Biden Administration Floats Sanctions Against India Over It’s Military Partnership With Russia

The Biden administration is now floating the idea of imposing sanctions on India over its strategic military partnership with Russia. This is part of the US and its allies’ campaign to punish Russia for its invasion of Ukraine. 

Donald Lu, the Assistant Secretary of State for South Asian Affairs, informed elected officials on March 3, 2022 during a hearing that the administration is considering several punitive actions against India for its close military relationship with Russia

Since the Cold War, India has maintained a solid military relationship with Russia (starting with its Soviet predecessor). According to a 2021 congressional report, Russia has been the source of approximately two-thirds (62%) of all Indian arms imports. Similarly, India has been the top Russian arms importer and made up roughly one-third (32%) of all Russia arms exports per figures from the Stockholm International Peace Research Institute (SIPRI).

“It’s a question we’re looking at very closely, as the administration is looking at the broader question over whether to apply sanctions under CAATSA or to waive those sanctions,” Lu stated.  

The Countering American Adversaries Through Sanctions Act (CAATSA) is the legislation being used to potentially punish India.  CAATSA was passed in 2017 after Russia’s alleged interference in the 2016 U.S. election. A provision of the bill empowers the U.S. government to sanction transactions with Russian defense or intelligence sectors.

The law features a waiver authority for the president. This was used in the case of Turkey back in 2020. Turkey is a North Atlantic Treaty Organization (NATO) member, so the Trump administration took its time to sanction it for its purchase of the Russian S-400 missile defense system. It was not until December 2020 that the Trump administration sanctioned Turkey for its purchase of Russian weapons. 

Back in 2016, The Hill noted that India was designated as a “Major Defense Partner” with the U.S. This is a classification that functions to increase defense trade and technology transfers between the U.S. and other partners. According to The Hill, “defense contracts between the U.S. and India are said to have amounted to $20 billion since 2008.” 

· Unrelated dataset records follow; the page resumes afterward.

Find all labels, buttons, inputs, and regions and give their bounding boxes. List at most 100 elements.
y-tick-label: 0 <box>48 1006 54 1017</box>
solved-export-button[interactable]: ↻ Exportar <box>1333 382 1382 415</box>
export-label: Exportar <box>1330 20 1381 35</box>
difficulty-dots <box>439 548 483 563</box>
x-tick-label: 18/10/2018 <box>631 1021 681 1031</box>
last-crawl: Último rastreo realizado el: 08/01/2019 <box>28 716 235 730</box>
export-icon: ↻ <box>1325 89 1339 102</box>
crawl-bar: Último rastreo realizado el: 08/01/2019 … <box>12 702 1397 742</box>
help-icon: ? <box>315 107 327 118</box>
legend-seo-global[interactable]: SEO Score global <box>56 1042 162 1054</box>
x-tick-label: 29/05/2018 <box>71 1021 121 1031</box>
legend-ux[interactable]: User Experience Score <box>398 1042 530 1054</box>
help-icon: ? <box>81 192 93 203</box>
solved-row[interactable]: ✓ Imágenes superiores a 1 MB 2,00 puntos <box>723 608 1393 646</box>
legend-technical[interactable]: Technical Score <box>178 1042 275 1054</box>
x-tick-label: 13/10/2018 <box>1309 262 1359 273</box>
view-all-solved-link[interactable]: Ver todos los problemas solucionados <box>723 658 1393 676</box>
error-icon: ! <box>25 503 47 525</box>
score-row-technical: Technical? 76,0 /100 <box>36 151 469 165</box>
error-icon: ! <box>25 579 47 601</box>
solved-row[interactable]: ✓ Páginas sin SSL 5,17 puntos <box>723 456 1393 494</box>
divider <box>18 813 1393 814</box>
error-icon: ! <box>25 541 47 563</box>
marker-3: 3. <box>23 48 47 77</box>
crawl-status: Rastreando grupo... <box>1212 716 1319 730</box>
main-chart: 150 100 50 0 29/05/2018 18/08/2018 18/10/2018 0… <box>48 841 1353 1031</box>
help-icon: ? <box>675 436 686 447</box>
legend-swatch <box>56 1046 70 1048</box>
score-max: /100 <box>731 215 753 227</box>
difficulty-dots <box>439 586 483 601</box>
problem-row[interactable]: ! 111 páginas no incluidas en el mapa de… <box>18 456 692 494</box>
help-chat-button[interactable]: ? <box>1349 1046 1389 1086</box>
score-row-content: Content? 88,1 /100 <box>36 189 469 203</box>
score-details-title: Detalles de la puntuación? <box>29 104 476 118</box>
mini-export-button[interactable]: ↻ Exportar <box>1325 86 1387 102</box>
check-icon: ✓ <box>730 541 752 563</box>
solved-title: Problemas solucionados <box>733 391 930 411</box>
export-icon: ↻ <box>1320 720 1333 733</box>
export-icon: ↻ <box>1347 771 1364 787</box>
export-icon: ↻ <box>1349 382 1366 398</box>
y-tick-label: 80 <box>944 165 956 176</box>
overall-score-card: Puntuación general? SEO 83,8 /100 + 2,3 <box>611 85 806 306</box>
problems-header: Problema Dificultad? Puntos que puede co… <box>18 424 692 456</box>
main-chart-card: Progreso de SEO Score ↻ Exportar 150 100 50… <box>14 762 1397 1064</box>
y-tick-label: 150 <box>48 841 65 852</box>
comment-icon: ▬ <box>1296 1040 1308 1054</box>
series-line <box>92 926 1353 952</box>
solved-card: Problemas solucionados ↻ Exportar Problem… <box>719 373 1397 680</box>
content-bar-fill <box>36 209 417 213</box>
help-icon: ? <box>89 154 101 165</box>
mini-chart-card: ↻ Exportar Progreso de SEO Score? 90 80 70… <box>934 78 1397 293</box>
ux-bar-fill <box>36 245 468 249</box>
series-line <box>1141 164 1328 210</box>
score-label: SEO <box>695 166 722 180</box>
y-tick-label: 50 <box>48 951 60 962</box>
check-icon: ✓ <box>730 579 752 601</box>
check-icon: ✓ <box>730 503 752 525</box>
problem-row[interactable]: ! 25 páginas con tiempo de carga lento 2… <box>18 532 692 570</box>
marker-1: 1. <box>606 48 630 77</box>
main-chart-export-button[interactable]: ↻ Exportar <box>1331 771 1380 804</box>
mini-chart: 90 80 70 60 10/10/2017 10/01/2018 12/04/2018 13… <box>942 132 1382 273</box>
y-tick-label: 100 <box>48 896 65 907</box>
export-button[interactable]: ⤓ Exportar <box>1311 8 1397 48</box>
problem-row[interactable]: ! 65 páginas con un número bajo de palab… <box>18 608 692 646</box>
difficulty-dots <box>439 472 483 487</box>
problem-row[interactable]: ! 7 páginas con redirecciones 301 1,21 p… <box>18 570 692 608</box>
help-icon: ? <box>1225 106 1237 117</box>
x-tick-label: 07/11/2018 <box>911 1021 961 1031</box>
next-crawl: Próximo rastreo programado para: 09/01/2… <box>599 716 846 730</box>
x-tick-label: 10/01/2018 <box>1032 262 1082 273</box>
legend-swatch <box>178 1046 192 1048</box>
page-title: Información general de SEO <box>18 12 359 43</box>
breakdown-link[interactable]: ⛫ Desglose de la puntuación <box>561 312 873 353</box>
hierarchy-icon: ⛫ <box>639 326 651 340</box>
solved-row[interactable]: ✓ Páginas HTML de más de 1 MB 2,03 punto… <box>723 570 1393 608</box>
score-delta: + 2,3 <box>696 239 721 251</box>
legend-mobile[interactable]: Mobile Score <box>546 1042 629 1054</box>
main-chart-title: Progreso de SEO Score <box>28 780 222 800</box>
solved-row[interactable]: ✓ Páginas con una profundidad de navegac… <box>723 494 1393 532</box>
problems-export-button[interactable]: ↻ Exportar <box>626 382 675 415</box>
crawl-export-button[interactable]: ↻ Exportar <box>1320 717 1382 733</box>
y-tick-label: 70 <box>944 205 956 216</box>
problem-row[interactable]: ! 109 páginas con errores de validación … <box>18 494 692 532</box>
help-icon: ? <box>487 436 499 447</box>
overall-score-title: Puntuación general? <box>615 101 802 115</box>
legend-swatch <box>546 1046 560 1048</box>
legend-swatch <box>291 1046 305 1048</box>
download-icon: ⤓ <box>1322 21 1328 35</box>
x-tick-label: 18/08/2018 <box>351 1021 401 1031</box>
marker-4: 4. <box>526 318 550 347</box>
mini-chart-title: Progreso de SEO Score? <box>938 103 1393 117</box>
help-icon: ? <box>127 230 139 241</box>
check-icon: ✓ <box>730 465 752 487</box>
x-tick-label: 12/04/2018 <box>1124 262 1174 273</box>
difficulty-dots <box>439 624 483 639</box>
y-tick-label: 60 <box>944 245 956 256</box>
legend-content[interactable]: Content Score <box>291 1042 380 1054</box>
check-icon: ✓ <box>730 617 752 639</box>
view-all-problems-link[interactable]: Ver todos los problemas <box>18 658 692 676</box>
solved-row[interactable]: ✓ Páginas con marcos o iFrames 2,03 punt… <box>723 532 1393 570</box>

India is a member of the Quadrilateral Security Dialogue with the U.S., Japan and Australia, an informal alliance that is concentrated on balancing the rise of China in the Indo-Pacific region.

Interestingly, India was one of 34 nations that abstained at the United Nations for a General Assembly vote criticizing Russia’s aggression against Ukraine. 

From a realist standpoint, such a move to sanction India would make it less enthusiastic about balancing against China. Moreover, it could potentially make it seek somewhat of a rapprochement with China and strengthen its ties with Russia, thereby creating a new Eurasian coalition to potentially balance against the U.S.

This in no way benefits American interests. The U.S. should reassess its Russia policy and make sure that it stays on good terms with India. There is no need to create a massive anti-American balancing coalition.